Greentown Labs is the largest climate tech incubator in North America, and has incubated more than 350 startups since 2011. They bring together startups, corporates, investors, policymakers, and others to help solve climate challenges. Greentown offers lab space, shared office space, a machine shop, an electronics lab, software and business resources, and a large network of corporate customers and investors.
Johnson & Johnson Innovation (JLABS) helps emerging companies catalyze growth and optimize their research and development. JLABS offers industry connections, and entrepreneurs are free to develop their science while holding on to their intellectual property (which is typical of an incubator).
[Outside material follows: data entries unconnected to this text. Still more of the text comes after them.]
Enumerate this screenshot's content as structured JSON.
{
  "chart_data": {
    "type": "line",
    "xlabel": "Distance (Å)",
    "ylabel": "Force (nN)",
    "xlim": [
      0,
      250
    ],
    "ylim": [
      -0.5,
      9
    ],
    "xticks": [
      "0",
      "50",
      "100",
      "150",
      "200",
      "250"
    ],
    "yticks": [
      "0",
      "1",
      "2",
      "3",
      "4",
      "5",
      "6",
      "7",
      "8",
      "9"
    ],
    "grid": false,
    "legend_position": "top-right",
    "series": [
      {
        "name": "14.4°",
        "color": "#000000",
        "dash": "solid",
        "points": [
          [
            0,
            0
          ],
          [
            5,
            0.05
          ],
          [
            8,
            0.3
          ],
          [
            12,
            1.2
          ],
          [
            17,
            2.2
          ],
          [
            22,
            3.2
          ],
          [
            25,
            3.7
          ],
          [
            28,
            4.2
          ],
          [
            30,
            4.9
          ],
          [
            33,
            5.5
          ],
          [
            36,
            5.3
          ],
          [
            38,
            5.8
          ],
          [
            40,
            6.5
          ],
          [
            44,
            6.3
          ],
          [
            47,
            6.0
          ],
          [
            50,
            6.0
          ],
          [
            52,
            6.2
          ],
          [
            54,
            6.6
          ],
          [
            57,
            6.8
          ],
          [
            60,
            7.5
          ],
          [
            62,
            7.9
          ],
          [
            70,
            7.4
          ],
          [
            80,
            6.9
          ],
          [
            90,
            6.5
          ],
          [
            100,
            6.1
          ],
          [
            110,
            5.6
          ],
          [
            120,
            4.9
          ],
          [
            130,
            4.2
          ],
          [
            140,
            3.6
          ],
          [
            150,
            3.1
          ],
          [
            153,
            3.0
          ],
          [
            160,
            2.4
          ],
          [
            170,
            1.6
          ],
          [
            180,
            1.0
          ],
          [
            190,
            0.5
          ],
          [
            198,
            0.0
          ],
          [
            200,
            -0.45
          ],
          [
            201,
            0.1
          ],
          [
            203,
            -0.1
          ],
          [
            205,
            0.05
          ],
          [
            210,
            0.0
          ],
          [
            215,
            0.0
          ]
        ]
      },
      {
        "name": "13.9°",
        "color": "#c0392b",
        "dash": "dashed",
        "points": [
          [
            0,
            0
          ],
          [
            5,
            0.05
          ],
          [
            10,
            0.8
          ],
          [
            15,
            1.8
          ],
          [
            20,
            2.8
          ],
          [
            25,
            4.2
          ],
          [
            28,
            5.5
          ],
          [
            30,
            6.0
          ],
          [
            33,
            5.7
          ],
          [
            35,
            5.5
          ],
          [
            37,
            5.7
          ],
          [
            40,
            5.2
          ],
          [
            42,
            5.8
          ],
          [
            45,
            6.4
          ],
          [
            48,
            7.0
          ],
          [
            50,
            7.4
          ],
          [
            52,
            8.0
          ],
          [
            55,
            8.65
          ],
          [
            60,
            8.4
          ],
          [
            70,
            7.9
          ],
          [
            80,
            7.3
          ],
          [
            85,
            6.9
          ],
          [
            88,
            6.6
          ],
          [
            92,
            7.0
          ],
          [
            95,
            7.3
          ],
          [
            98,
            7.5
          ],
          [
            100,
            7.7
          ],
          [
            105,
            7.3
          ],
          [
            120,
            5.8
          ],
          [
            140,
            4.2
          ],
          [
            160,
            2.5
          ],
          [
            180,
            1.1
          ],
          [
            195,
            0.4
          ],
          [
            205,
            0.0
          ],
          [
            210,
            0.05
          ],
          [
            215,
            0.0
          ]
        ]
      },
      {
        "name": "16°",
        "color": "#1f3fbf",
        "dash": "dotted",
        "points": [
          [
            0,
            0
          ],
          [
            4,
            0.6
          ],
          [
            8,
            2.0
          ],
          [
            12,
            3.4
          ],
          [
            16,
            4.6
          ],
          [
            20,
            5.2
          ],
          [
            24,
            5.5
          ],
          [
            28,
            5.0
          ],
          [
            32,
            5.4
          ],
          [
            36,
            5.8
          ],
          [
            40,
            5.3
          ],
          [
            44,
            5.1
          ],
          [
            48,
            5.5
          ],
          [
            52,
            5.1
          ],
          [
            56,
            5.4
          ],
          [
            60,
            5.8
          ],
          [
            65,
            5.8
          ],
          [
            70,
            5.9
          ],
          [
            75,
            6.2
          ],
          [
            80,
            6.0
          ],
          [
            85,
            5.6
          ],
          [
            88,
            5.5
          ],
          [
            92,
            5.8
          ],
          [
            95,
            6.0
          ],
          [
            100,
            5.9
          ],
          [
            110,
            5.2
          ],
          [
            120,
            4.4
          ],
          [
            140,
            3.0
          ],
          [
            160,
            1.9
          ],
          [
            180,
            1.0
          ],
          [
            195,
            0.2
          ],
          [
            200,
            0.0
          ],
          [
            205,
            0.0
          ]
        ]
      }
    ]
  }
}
Portland Incubator Experiment (PIE) is an incubator that has served as an accelerator, an accelerator for accelerators, and a co-working space. The PIE program is focused on seed stage software businesses, while PIE Shop, in partnership with Autodesk, is focused on seed or early stage hardware businesses. PIE Consumer is focused on traditional consumer product offerings from businesses at a growth stage. They don’t take equity and don’t charge what they refer to as tuition.
Deciding if an incubator is right for you
The boundaries between incubators and other models like accelerators, studios, and co-working spaces can be blurry. There are exceptions to every convention, and hybrids of two or more models aren’t uncommon. For early-stage companies who are looking for a place to call home for longer than the usual accelerator timeline, or who need access to specialized tools and equipment that are prohibitively expensive to buy outright, incubators may be worth a closer look.